Attorney General Alan Wilson joined a multistate coalition asking federal regulators to cut off scammers’ access to legitimate phone numbers used in robocalls.
Based on a release from S.C. Attorney General.
Attorney General Alan Wilson and 48 other attorneys general called on the Federal Communications Commission to strengthen rules aimed at making it harder for scammers to make robocalls from legitimate telephone numbers, according to the S.C. Attorney General’s Office.
The letter, sent by the Anti-Robocall Multistate Litigation Task Force, responds to proposed FCC rules following a request the coalition first made to the agency in 2021, according to the office.
“Robocalls aren’t just annoying, they’re often illegal,” Wilson said. “People are sick and tired of them, and I’m working with attorneys general from around the country to go after these scams that victimize South Carolinians.”

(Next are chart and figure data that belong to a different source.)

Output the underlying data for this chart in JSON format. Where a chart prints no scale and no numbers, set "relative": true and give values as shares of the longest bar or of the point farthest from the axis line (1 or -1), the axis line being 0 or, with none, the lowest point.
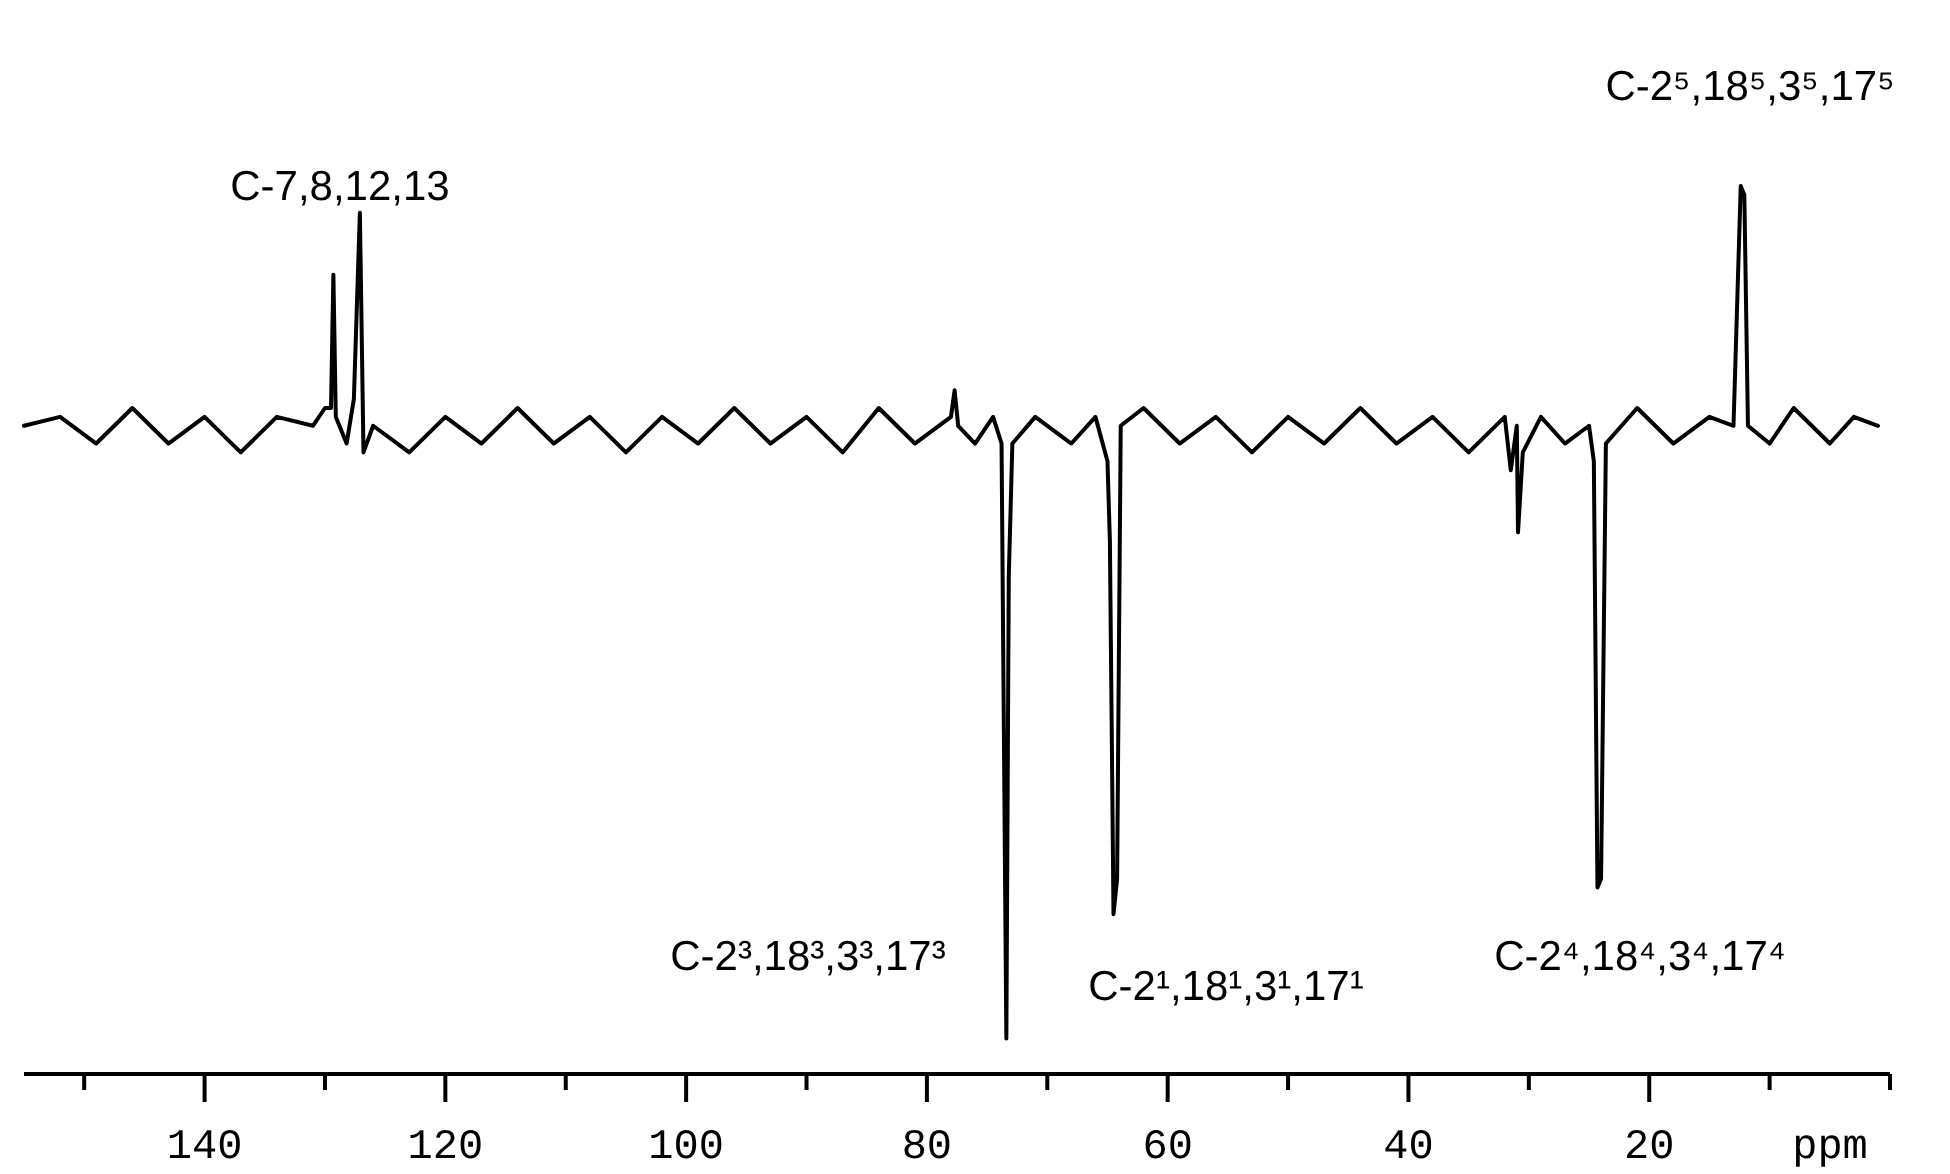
{
  "chart_data": {
    "type": "line",
    "relative": true,
    "xlabel": "ppm",
    "xlim": [
      155,
      0
    ],
    "xticks": [
      {
        "value": 150,
        "label": null
      },
      140,
      {
        "value": 130,
        "label": null
      },
      120,
      {
        "value": 110,
        "label": null
      },
      100,
      {
        "value": 90,
        "label": null
      },
      80,
      {
        "value": 70,
        "label": null
      },
      60,
      {
        "value": 50,
        "label": null
      },
      40,
      {
        "value": 30,
        "label": null
      },
      20,
      {
        "value": 10,
        "label": null
      },
      {
        "value": 0,
        "label": null
      }
    ],
    "series": [
      {
        "color": "#000000",
        "x": [
          155,
          152,
          149,
          146,
          143,
          140,
          137,
          134,
          131,
          130,
          129.5,
          129.3,
          129.1,
          128.2,
          127.6,
          127.1,
          126.8,
          126,
          123,
          120,
          117,
          114,
          111,
          108,
          105,
          102,
          99,
          96,
          93,
          90,
          87,
          84,
          81,
          78,
          77.7,
          77.4,
          76,
          74.5,
          73.8,
          73.4,
          73.2,
          72.9,
          71,
          68,
          66,
          65,
          64.8,
          64.5,
          64.2,
          63.9,
          62,
          59,
          56,
          53,
          50,
          47,
          44,
          41,
          38,
          35,
          32,
          31.5,
          31,
          30.9,
          30.5,
          29,
          27,
          25,
          24.6,
          24.3,
          24,
          23.6,
          21,
          18,
          15,
          13,
          12.4,
          12.1,
          11.8,
          10,
          8,
          5,
          3,
          1
        ],
        "values": [
          0.73,
          0.74,
          0.71,
          0.75,
          0.71,
          0.74,
          0.7,
          0.74,
          0.73,
          0.75,
          0.75,
          0.9,
          0.74,
          0.71,
          0.76,
          0.97,
          0.7,
          0.73,
          0.7,
          0.74,
          0.71,
          0.75,
          0.71,
          0.74,
          0.7,
          0.74,
          0.71,
          0.75,
          0.71,
          0.74,
          0.7,
          0.75,
          0.71,
          0.74,
          0.77,
          0.73,
          0.71,
          0.74,
          0.71,
          0.04,
          0.56,
          0.71,
          0.74,
          0.71,
          0.74,
          0.69,
          0.6,
          0.18,
          0.22,
          0.73,
          0.75,
          0.71,
          0.74,
          0.7,
          0.74,
          0.71,
          0.75,
          0.71,
          0.74,
          0.7,
          0.74,
          0.68,
          0.73,
          0.61,
          0.7,
          0.74,
          0.71,
          0.73,
          0.69,
          0.21,
          0.22,
          0.71,
          0.75,
          0.71,
          0.74,
          0.73,
          1,
          0.99,
          0.73,
          0.71,
          0.75,
          0.71,
          0.74,
          0.73
        ]
      }
    ],
    "annotations": [
      "C-7,8,12,13",
      "C-2⁵,18⁵,3⁵,17⁵",
      "C-2³,18³,3³,17³",
      "C-2¹,18¹,3¹,17¹",
      "C-2⁴,18⁴,3⁴,17⁴"
    ]
  }
}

Americans received approximately 29.6 billion scam robocalls and texts last year and lost nearly $2 billion to the scams, according to the office.
Scammers previously relied on illegally “spoofing” other people’s phone numbers to appear as legitimate companies or government agencies, but that tactic has become harder after federal and state action, according to the office. Scammers now often purchase legitimate phone numbers and cycle through millions of new numbers to avoid detection by spam filters, unlike legitimate businesses that typically keep the same number for years.
In one North Carolina case, scammers made more than 17.3 million calls in a single day through one phone company, generally using each number no more than twice, according to the office.
Wilson was joined in signing the letter by attorneys general from 47 other states, the District of Columbia and American Samoa, according to the office.